In re Burton Bros. Mrg. Co.

134 F. 157 | N.D. Iowa | 1905

REED, District Judge.

The petitioners base their right to priority of payment of their respective claims from the bankrupt estate upon sections 4019, 4020, 4021, and 4022 of the Code of Iowa of 1897, which, are as follows:

*158, “Sec. 4019. When the property of any company, corporation, firm or person shall be seized upon by any process of any court, or placed in the hands of a receiver, trustee or assignee for the purpose of paying or securing the payment of the debts of such company, corporation, firm or person, the debts owing to employés for labor performed within the- ninety days next preceding the seizure or transfer of such property, to an amount not exceeding one hundred dollars to each person, shall be a preferred debt and paid in full. * * *
“Sec. 4020. Any employé desiring to enforce his claim for wages at any time after seizure of the property under execution or writ of attachment and before sale thereof is ordered, shall present to the officer levying on such property or to such receiver, trustee or assignee, or to the court having custody of such property, or from which such process issued, a statement under oath, showing the amount due after allowing all just credits and set-offs, and the kind of work for which such wages are due, and when performed. * * Hi
“See. 4021. [Provides for a contest of the labor claims.]
“Sec. 4022. Claims of employés for labor, if not contested, or if allowed after contest, shall have priority over all claims against or liens upon such property, except prior mechanics’ liens for labor in opening or developing coal mines as allowed by law.”

These sections give the right and prescribe the terms upon which a wage-earning employé may have priority of payment of a debt owing to him by his employer for labor to the amount of $100 from the property of such employer. The right so given is statutory, and while the statute should be liberally construed so as to effect its purpose it must be substantially complied with or the right is not secured. In order that the employé may have such priority of payment of his debt, the property of his employer must have been (1) seized upon process issued by a court; or (2) placed in the hands of a receiver, trustee, or assignee for the purpose of paying or securing the payment of the debts of such employer; (3) the employé must then present either to the officer making the levy, the court from which the execution issues, or which has custody of the property, or the receiver, within the time stated, the sworn statement required by section 4020. These sections, as construed by the Supreme Court of Iowa, when complied with, give priority of payment to the wage-earning employé, to the amount stated, from the property of the employer which has been so seized upon execution, or placed in the hands of a receiver, trustee, or assignee, over all other liens upon such property (except certain mechanics’ liens) and other creditors of the employer. Reynolds v. Black, 91 Iowa, 1, 58 N. W. 922; St. Paul Title & Trust Co. v. Diagonal Coal Co., 95 Iowa, 551, 64 N. W. 606; Haw v. Burch, 110 Iowa, 234, 81 N. W. 460.

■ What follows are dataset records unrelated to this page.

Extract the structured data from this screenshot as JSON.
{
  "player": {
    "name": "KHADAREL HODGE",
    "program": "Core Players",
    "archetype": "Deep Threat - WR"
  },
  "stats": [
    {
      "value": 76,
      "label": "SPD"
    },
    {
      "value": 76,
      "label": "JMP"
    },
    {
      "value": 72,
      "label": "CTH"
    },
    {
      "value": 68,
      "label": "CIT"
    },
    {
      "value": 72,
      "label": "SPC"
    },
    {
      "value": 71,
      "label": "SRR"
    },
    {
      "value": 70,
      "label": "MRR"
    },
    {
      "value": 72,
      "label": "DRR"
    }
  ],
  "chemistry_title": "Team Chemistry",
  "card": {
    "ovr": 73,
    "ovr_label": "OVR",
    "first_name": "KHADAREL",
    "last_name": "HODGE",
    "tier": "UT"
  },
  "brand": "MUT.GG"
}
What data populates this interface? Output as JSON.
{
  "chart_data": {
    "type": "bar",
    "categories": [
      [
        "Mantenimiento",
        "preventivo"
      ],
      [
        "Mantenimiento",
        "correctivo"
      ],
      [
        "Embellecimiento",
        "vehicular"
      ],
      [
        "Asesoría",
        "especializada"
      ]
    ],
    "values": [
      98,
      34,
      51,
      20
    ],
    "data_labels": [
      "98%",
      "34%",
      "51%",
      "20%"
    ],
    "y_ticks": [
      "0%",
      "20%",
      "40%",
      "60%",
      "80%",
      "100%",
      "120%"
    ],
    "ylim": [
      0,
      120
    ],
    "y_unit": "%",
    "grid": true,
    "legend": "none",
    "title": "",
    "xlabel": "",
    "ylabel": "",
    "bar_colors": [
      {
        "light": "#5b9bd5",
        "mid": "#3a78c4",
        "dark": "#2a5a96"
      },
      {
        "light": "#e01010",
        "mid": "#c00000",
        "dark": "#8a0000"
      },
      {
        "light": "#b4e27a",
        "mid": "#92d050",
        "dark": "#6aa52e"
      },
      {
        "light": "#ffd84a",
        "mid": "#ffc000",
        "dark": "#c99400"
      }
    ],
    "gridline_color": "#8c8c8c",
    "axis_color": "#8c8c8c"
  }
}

Neither of the petitioners ever presented to the officer making -such seizure, or to the court from which the execution issued, the sworn statement required by section 4020 of the Code, nor in any other manner complied with the provisions of the above-named sections. They apparently relied solely upon the levy of their executions upon the property to'secure payment of their judgments, and nothing further seems to have been done after such levy and prior to August 20, 1904, when the petition in bankruptcy was filed against the judgment debtors. The adjudication of bankruptcy upon that petition dissolved the liens of the petitioners acquired by the levy of their executions upon the property of *159the bankrupt. Section 67c (1), Bankr. Act July 1, 1898, c. 541, 30 Stat. 564 [U. S. Comp. St. 1901, p. 3449].

To have secured and preserved the right or liens given them by the state statute the petitioners should have complied with the provisions of that statute, and had they done so such right or lien might have been recognized and enforced by the court of bankruptcy. Section 64 b (5), Bankr. Act, 30 Stat. 563 [U. S. Comp. St. 1901, p. 3448], Not having done so, the only lien they had was that acquired by the seizure of the property under their executions. When such liens were dissolved by the adjudication of bankruptcy, they were left upon a level with the other unsecured creditors of the bankrupt.

The debt of each of the petitioners (except as to $20 of that due Zbanek) is for labor performed more than three months before the commencement of the bankruptcy proceedings. It therefore cannot be allowed priority of payment under the bankruptcy act, except as to such $20 (section 64b [4], 30 Stat. 563 [U. S. Comp. St. 1901, p. 3447]), and this was so allowed by the referee. It follows that the order of the referee in each case must be and is approved.